Toda buena negociación política es la arquitectura de avenidas alternas y caminos intermedios. El fundamentalismo antitributario de los partidarios del té convirtió la búsqueda de consensos en un callejón sin salida. La evidente disfunción del debate político en Estados Unidos puso al país y a la economía global ante una absurda incertidumbre. Así como no existe un sistema electoral que aguante el embate de un mal perdedor, tampoco hay un buen gobierno que soporte el sabotaje sistemático de una oposición impúdicamente mezquina. Un político que no está dispuesto a ceder y negociar es como un cirujano a quien le da náuseas la sangre humana. La democracia es una forma de gobierno que nos permite darle representación a la pluralidad y contradicciones inherentes de cada sociedad. Sin embargo, hacer gobernable esa diversidad puede resultar un desafío descomunal.

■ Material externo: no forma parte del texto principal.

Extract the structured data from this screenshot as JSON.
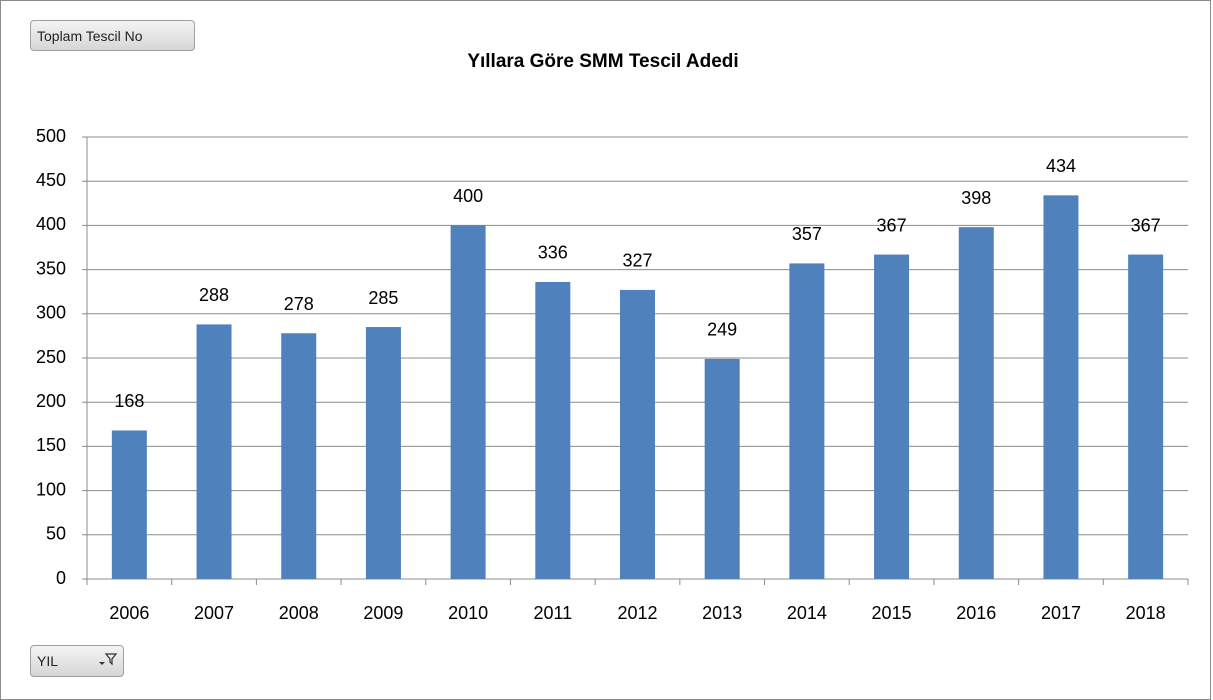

En Bélgica, la obcecación de los partidos políticos ha dejado al país sin gobierno por más de un año. Ninguno de los grupos representados en el Parlamento tiene una mayoría que le permita imponer el rumbo. Un bando quiere independizar a las provincias del gobierno central, el otro busca preservar la unidad nacional. La falta de acuerdo entre las partes no ha permitido la construcción de una coalición. Como buena parte de los servicios públicos están descentralizados, el país funciona con relativa normalidad a pesar de tener una autoridad formalmente acéfala.

En México no hemos padecido desa- cuerdos sobre el techo de la deuda pública o la integridad territorial del país. Sin embargo, aquí también cantamos rancheras. La reforma laboral, que puede resultar un estímulo importante para la creación de empleos formales, ha sido secuestrada por los intereses particulares y electorales de un grupo de diputados. Los especímenes de nuestros desacuerdos, bien podrían llenar la sala de un museo sobre intransigencia política.

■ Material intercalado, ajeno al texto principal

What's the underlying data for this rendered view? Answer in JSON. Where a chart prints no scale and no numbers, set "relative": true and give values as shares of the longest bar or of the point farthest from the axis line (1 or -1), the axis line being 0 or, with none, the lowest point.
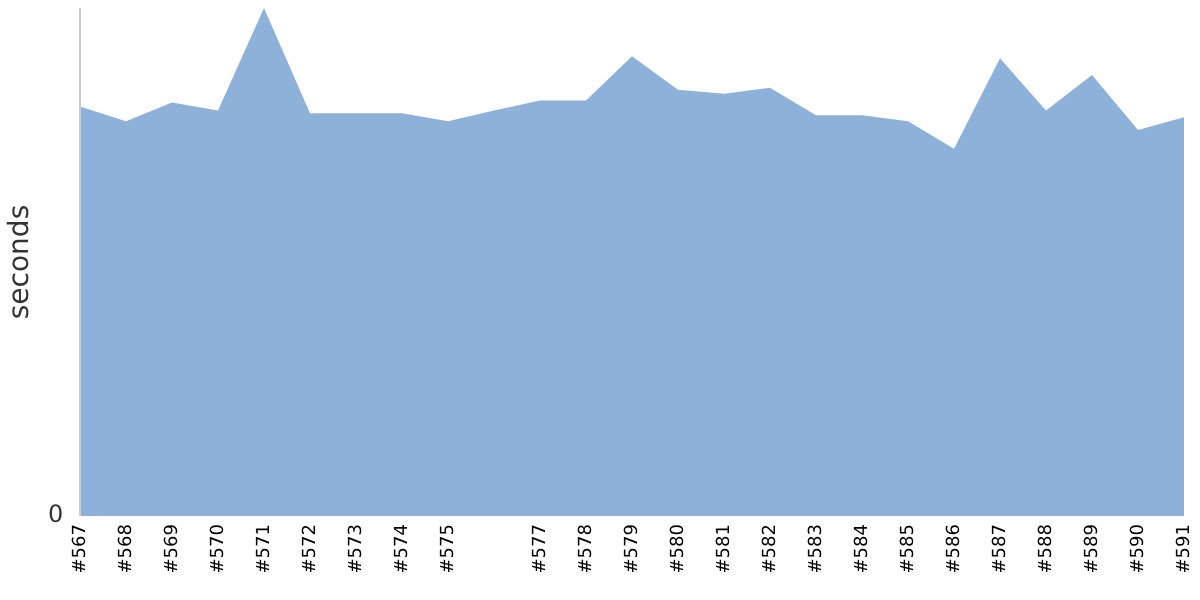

Para resolver este problema, el PRI propone que el próximo presidente de la República tenga garantizada una mayoría en el Congreso, si obtiene una cifra superior al 40 por ciento de los votos. La propuesta puede tener un efecto virtuoso para nuestra República, bajo la singular circunstancia de que los electores tengamos el buen tino de elegir a un estadista modernizador para vivir en Los Pinos. Sin embargo, la propuesta tiene efectos de largo plazo. ¿Qué ocurriría si en el 2018 los mexicanos cometemos el error histórico de votar por un populista de izquierda o derecha? La salida del pantano nos puede llevar al despeñadero.

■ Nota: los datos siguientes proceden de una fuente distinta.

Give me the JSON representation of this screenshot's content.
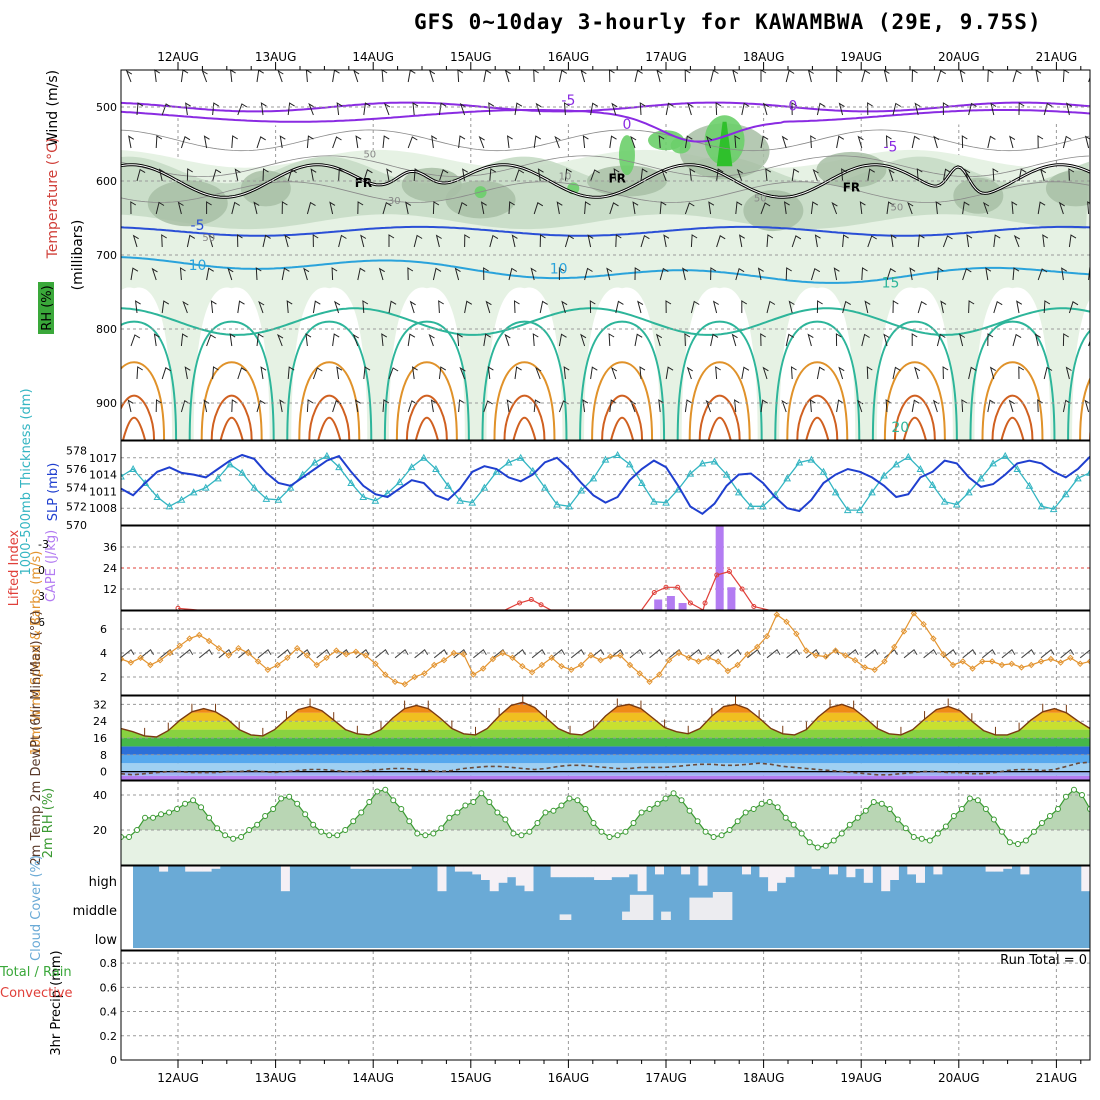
{
  "title": "GFS 0~10day 3-hourly for KAWAMBWA (29E, 9.75S)",
  "colors": {
    "rh_light": "#e6f2e4",
    "rh_mid": "#c7dcc5",
    "rh_dark": "#a8c0a6",
    "rh_green": "#6ccf6a",
    "rh_bright": "#2fc02c",
    "thick": "#33b5c2",
    "slp": "#1f3fcf",
    "cape": "#b37cf2",
    "li": "#e0403a",
    "wind_line": "#e39430",
    "rh2m": "#3a9a32",
    "cloud": "#6aaad6",
    "temp_red": "#d0403a",
    "frz": "#000000",
    "purple": "#8a2be2",
    "blue_iso": "#2a4fd6",
    "cyan_iso": "#2aa3db",
    "teal_iso": "#2db59a",
    "orange_iso": "#e0922a",
    "dark_orange_iso": "#d06020",
    "magenta_iso": "#d0207a"
  },
  "chart_data": [
    {
      "id": "upper_air",
      "type": "contour",
      "ylabel": "(millibars)",
      "side_labels": [
        "Wind (m/s)",
        "Temperature (°C)",
        "RH (%)"
      ],
      "y_ticks": [
        500,
        600,
        700,
        800,
        900
      ],
      "ylim": [
        450,
        950
      ],
      "rh_ticks": [
        50,
        30,
        10
      ],
      "isotherm_labels": [
        {
          "text": "-5",
          "t": 4.0,
          "p": 497
        },
        {
          "text": "-5",
          "t": 7.3,
          "p": 560
        },
        {
          "text": "-5",
          "t": 0.2,
          "p": 666
        },
        {
          "text": "10",
          "t": 0.2,
          "p": 720
        },
        {
          "text": "10",
          "t": 3.9,
          "p": 725
        },
        {
          "text": "15",
          "t": 7.3,
          "p": 744
        },
        {
          "text": "20",
          "t": 7.4,
          "p": 939
        },
        {
          "text": "0",
          "t": 4.6,
          "p": 530
        },
        {
          "text": "0",
          "t": 6.3,
          "p": 505
        }
      ],
      "freezing_labels": [
        {
          "text": "FR",
          "t": 1.9,
          "p": 608
        },
        {
          "text": "FR",
          "t": 4.5,
          "p": 602
        },
        {
          "text": "FR",
          "t": 6.9,
          "p": 614
        }
      ]
    },
    {
      "id": "thickness_slp",
      "type": "line",
      "ylabel_left": "1000-500mb Thickness (dm)",
      "ylabel_right": "SLP (mb)",
      "thick_ticks": [
        578,
        576,
        574,
        572,
        570
      ],
      "slp_ticks": [
        1017,
        1014,
        1011,
        1008
      ],
      "thick_range": [
        570,
        579
      ],
      "slp_range": [
        1005,
        1020
      ],
      "series": [
        {
          "name": "Thickness",
          "values": [
            575.2,
            576.0,
            574.5,
            573.0,
            572.0,
            572.7,
            573.5,
            574.0,
            575.0,
            576.5,
            575.6,
            574.0,
            572.8,
            572.7,
            574.0,
            575.4,
            576.7,
            577.4,
            576.2,
            574.5,
            573.0,
            572.6,
            573.4,
            574.6,
            576.2,
            577.2,
            576.0,
            574.2,
            572.6,
            572.4,
            574.0,
            575.7,
            576.7,
            577.2,
            575.8,
            574.0,
            572.2,
            572.0,
            573.7,
            575.0,
            577.0,
            577.5,
            576.5,
            574.5,
            572.5,
            572.4,
            573.8,
            575.5,
            576.6,
            576.8,
            575.4,
            573.5,
            572.0,
            572.0,
            573.2,
            575.0,
            576.7,
            577.0,
            575.7,
            573.5,
            571.6,
            571.6,
            573.5,
            575.3,
            576.5,
            577.3,
            576.0,
            574.3,
            572.5,
            572.2,
            573.5,
            575.0,
            576.6,
            577.4,
            576.0,
            574.2,
            572.0,
            571.7,
            573.3,
            575.0,
            575.6
          ]
        },
        {
          "name": "SLP",
          "values": [
            1011.5,
            1010.3,
            1012.5,
            1014.5,
            1015.3,
            1014.3,
            1014.0,
            1013.5,
            1015.0,
            1016.5,
            1017.5,
            1016.8,
            1014.3,
            1012.5,
            1012.0,
            1013.5,
            1015.0,
            1016.5,
            1017.3,
            1014.5,
            1012.0,
            1010.5,
            1010.0,
            1011.5,
            1013.0,
            1012.5,
            1010.3,
            1009.5,
            1011.5,
            1014.5,
            1015.5,
            1015.0,
            1013.5,
            1012.8,
            1014.0,
            1016.2,
            1017.0,
            1015.0,
            1012.5,
            1010.3,
            1009.0,
            1010.0,
            1013.0,
            1015.0,
            1016.5,
            1015.3,
            1012.0,
            1008.3,
            1007.0,
            1008.8,
            1012.0,
            1014.0,
            1014.2,
            1012.5,
            1010.0,
            1008.0,
            1007.5,
            1009.5,
            1012.5,
            1014.0,
            1015.0,
            1014.5,
            1013.5,
            1012.0,
            1010.0,
            1010.5,
            1013.5,
            1014.5,
            1016.5,
            1016.0,
            1013.5,
            1011.8,
            1012.3,
            1014.0,
            1016.0,
            1016.5,
            1016.0,
            1014.5,
            1013.5,
            1015.0,
            1017.2
          ]
        }
      ]
    },
    {
      "id": "cape_li",
      "type": "bar",
      "ylabel_left": "Lifted Index",
      "ylabel_right": "CAPE (J/kg)",
      "li_ticks": [
        -3,
        0,
        3,
        6
      ],
      "cape_ticks": [
        36,
        24,
        12
      ],
      "cape_range": [
        0,
        48
      ],
      "cape_bars": [
        {
          "t": 4.92,
          "value": 6
        },
        {
          "t": 5.05,
          "value": 8
        },
        {
          "t": 5.17,
          "value": 4
        },
        {
          "t": 5.55,
          "value": 48
        },
        {
          "t": 5.67,
          "value": 13
        }
      ],
      "cape_curve": [
        {
          "t": 0.0,
          "v": 1
        },
        {
          "t": 0.2,
          "v": 0
        },
        {
          "t": 3.35,
          "v": 0
        },
        {
          "t": 3.5,
          "v": 4
        },
        {
          "t": 3.62,
          "v": 6
        },
        {
          "t": 3.72,
          "v": 3
        },
        {
          "t": 3.82,
          "v": 0
        },
        {
          "t": 4.75,
          "v": 0
        },
        {
          "t": 4.88,
          "v": 10
        },
        {
          "t": 5.0,
          "v": 13
        },
        {
          "t": 5.12,
          "v": 13
        },
        {
          "t": 5.25,
          "v": 4
        },
        {
          "t": 5.38,
          "v": 0
        },
        {
          "t": 5.4,
          "v": 4
        },
        {
          "t": 5.52,
          "v": 20
        },
        {
          "t": 5.65,
          "v": 22
        },
        {
          "t": 5.78,
          "v": 12
        },
        {
          "t": 5.9,
          "v": 2
        },
        {
          "t": 6.05,
          "v": 0
        }
      ]
    },
    {
      "id": "wind10m",
      "type": "line",
      "ylabel": "10m Wind Speed & Barbs (m/s)",
      "y_ticks": [
        6,
        4,
        2
      ],
      "ylim": [
        0.5,
        7.5
      ],
      "values": [
        3.5,
        3.2,
        3.6,
        3.0,
        3.4,
        4.0,
        4.6,
        5.2,
        5.5,
        5.0,
        4.4,
        3.8,
        4.4,
        4.0,
        3.3,
        2.6,
        3.0,
        3.6,
        4.4,
        3.8,
        3.0,
        3.6,
        4.2,
        3.9,
        4.1,
        3.8,
        3.1,
        2.2,
        1.6,
        1.4,
        2.0,
        2.3,
        3.0,
        3.4,
        4.0,
        3.9,
        2.2,
        2.7,
        3.5,
        4.0,
        3.6,
        2.9,
        2.4,
        3.0,
        3.6,
        2.9,
        2.6,
        3.0,
        3.8,
        3.4,
        3.7,
        3.8,
        3.0,
        2.3,
        1.6,
        2.2,
        3.4,
        4.0,
        3.6,
        3.3,
        3.6,
        3.3,
        2.5,
        3.0,
        3.9,
        4.5,
        5.4,
        7.2,
        6.6,
        5.6,
        4.2,
        3.8,
        3.7,
        4.2,
        3.8,
        3.4,
        2.8,
        2.6,
        3.3,
        4.5,
        5.8,
        7.3,
        6.4,
        5.2,
        3.9,
        3.0,
        3.3,
        2.7,
        3.3,
        3.3,
        3.0,
        3.1,
        2.8,
        3.0,
        3.3,
        3.5,
        3.2,
        3.6,
        3.1,
        3.3
      ]
    },
    {
      "id": "temp2m",
      "type": "area",
      "ylabel": "2m Temp 2m DewPt (6hr Min/Max) (°C)",
      "y_ticks": [
        32,
        24,
        16,
        8,
        0
      ],
      "ylim": [
        -4,
        36
      ],
      "temp": [
        20.5,
        19.0,
        17.0,
        16.5,
        19.5,
        24.5,
        28.5,
        30.0,
        28.5,
        25.0,
        20.0,
        17.5,
        17.0,
        20.0,
        25.0,
        29.5,
        31.0,
        29.0,
        24.5,
        20.0,
        18.0,
        17.5,
        20.0,
        25.5,
        30.0,
        31.5,
        30.0,
        25.5,
        20.5,
        18.0,
        17.5,
        20.5,
        26.5,
        31.5,
        33.0,
        30.5,
        25.5,
        20.5,
        18.0,
        17.5,
        20.5,
        26.5,
        31.0,
        32.0,
        30.0,
        25.5,
        21.0,
        19.0,
        18.0,
        20.5,
        26.5,
        31.0,
        32.0,
        30.0,
        25.5,
        20.5,
        18.0,
        17.5,
        20.0,
        26.0,
        30.5,
        32.0,
        30.0,
        25.5,
        20.5,
        18.0,
        17.5,
        20.0,
        25.0,
        29.5,
        31.0,
        29.0,
        24.0,
        19.5,
        17.5,
        17.5,
        19.5,
        24.5,
        28.5,
        30.0,
        28.0,
        24.0,
        20.5
      ],
      "dewpt": [
        -1.0,
        -1.5,
        -1.0,
        -0.5,
        0.0,
        0.0,
        -0.5,
        -0.5,
        -0.5,
        0.0,
        0.0,
        0.5,
        0.0,
        -0.5,
        0.0,
        0.5,
        1.0,
        1.0,
        0.5,
        0.0,
        0.0,
        0.5,
        1.0,
        1.5,
        1.5,
        1.0,
        0.5,
        0.0,
        0.5,
        1.5,
        2.0,
        2.5,
        2.5,
        2.0,
        1.5,
        1.0,
        1.5,
        2.5,
        3.0,
        3.0,
        2.5,
        2.0,
        1.5,
        1.5,
        2.0,
        2.0,
        2.0,
        2.5,
        3.0,
        3.5,
        3.5,
        3.0,
        3.0,
        3.5,
        4.0,
        3.5,
        2.5,
        2.0,
        1.5,
        1.0,
        0.5,
        0.0,
        -0.5,
        -1.0,
        -1.5,
        -1.5,
        -1.0,
        -0.5,
        0.0,
        0.0,
        -0.5,
        -0.5,
        -1.0,
        -1.0,
        -0.5,
        0.5,
        1.0,
        1.0,
        0.5,
        1.0,
        2.5,
        4.0,
        4.5
      ]
    },
    {
      "id": "rh2m",
      "type": "area",
      "ylabel": "2m RH (%)",
      "y_ticks": [
        40,
        20
      ],
      "ylim": [
        0,
        48
      ],
      "values": [
        16,
        16,
        20,
        27,
        27,
        29,
        30,
        32,
        35,
        37,
        33,
        27,
        21,
        17,
        15,
        16,
        20,
        23,
        28,
        32,
        38,
        39,
        35,
        29,
        23,
        19,
        17,
        17,
        20,
        25,
        30,
        36,
        42,
        43,
        37,
        32,
        25,
        18,
        17,
        18,
        21,
        27,
        30,
        34,
        36,
        41,
        36,
        30,
        26,
        18,
        17,
        19,
        24,
        30,
        31,
        34,
        38,
        37,
        32,
        24,
        19,
        16,
        17,
        19,
        24,
        30,
        32,
        35,
        38,
        41,
        37,
        31,
        25,
        19,
        16,
        17,
        20,
        25,
        30,
        32,
        35,
        36,
        33,
        27,
        23,
        18,
        13,
        10,
        11,
        14,
        18,
        23,
        27,
        31,
        36,
        35,
        32,
        26,
        21,
        16,
        15,
        14,
        18,
        22,
        28,
        32,
        38,
        37,
        32,
        26,
        19,
        13,
        12,
        14,
        19,
        24,
        28,
        32,
        39,
        43,
        40,
        32
      ]
    },
    {
      "id": "cloud",
      "type": "bar",
      "ylabel": "Cloud Cover (%)",
      "levels": [
        "high",
        "middle",
        "low"
      ],
      "high_gaps": [
        0,
        0,
        0,
        2,
        0,
        0,
        2,
        2,
        2,
        1,
        0,
        0,
        0,
        0,
        0,
        0,
        0,
        9,
        0,
        0,
        0,
        0,
        0,
        0,
        0,
        1,
        1,
        1,
        1,
        1,
        1,
        1,
        0,
        0,
        0,
        9,
        0,
        2,
        2,
        3,
        5,
        9,
        6,
        4,
        7,
        9,
        0,
        0,
        4,
        4,
        4,
        4,
        4,
        5,
        5,
        4,
        4,
        3,
        9,
        0,
        3,
        0,
        0,
        3,
        0,
        7,
        0,
        0,
        0,
        0,
        3,
        0,
        4,
        9,
        6,
        4,
        0,
        0,
        1,
        0,
        3,
        0,
        4,
        1,
        6,
        0,
        9,
        5,
        0,
        3,
        6,
        0,
        3,
        0,
        0,
        0,
        0,
        0,
        2,
        2,
        1,
        0,
        3,
        0,
        0,
        0,
        0,
        0,
        0,
        9
      ],
      "mid_gaps": [
        {
          "t": 3.97,
          "w": 0.12,
          "d": 0.2
        },
        {
          "t": 4.62,
          "w": 0.14,
          "d": 0.3
        },
        {
          "t": 4.75,
          "w": 0.24,
          "d": 0.9
        },
        {
          "t": 5.0,
          "w": 0.1,
          "d": 0.3
        },
        {
          "t": 5.45,
          "w": 0.42,
          "d": 0.8
        },
        {
          "t": 5.58,
          "w": 0.2,
          "d": 1.0
        }
      ]
    },
    {
      "id": "precip",
      "type": "bar",
      "ylabel": "3hr Precip (mm)",
      "legend": [
        "Total / Rain",
        "Convective"
      ],
      "y_ticks": [
        0.8,
        0.6,
        0.4,
        0.2,
        0
      ],
      "ylim": [
        0,
        0.9
      ],
      "values": [],
      "run_total_label": "Run Total = 0"
    }
  ],
  "dates": [
    "12AUG",
    "13AUG",
    "14AUG",
    "15AUG",
    "16AUG",
    "17AUG",
    "18AUG",
    "19AUG",
    "20AUG",
    "21AUG"
  ]
}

Después del mal arreglo sobre la deuda en EU o la paraplejia legislativa de nuestro Congreso, se escucharán muchos argumentos sobre la eficiencia de las mayorías artificiales. Recordemos que las peores decisiones económicas en la historia moderna de México se tomaron con la dócil anuencia de mayorías legislativas. Los manejos más desastrosos de las finanzas públicas ocurrieron con el aplauso de aplanadoras legislativas. Los estados que en años recientes se han endeudado desbocadamente, lo han hecho con congresos subordinados al gobernador en turno. Las leyes y los contrapesos no existen para castrar el ímpetu de los buenos gobernantes, sino para frenar a los tontos con iniciativa y poder político. Más que una cláusula de gobernabilidad, nuestra democracia necesita de mayor responsabilidad, pero esa virtud no depende de la calidad de las normas, sino del carácter de los individuos.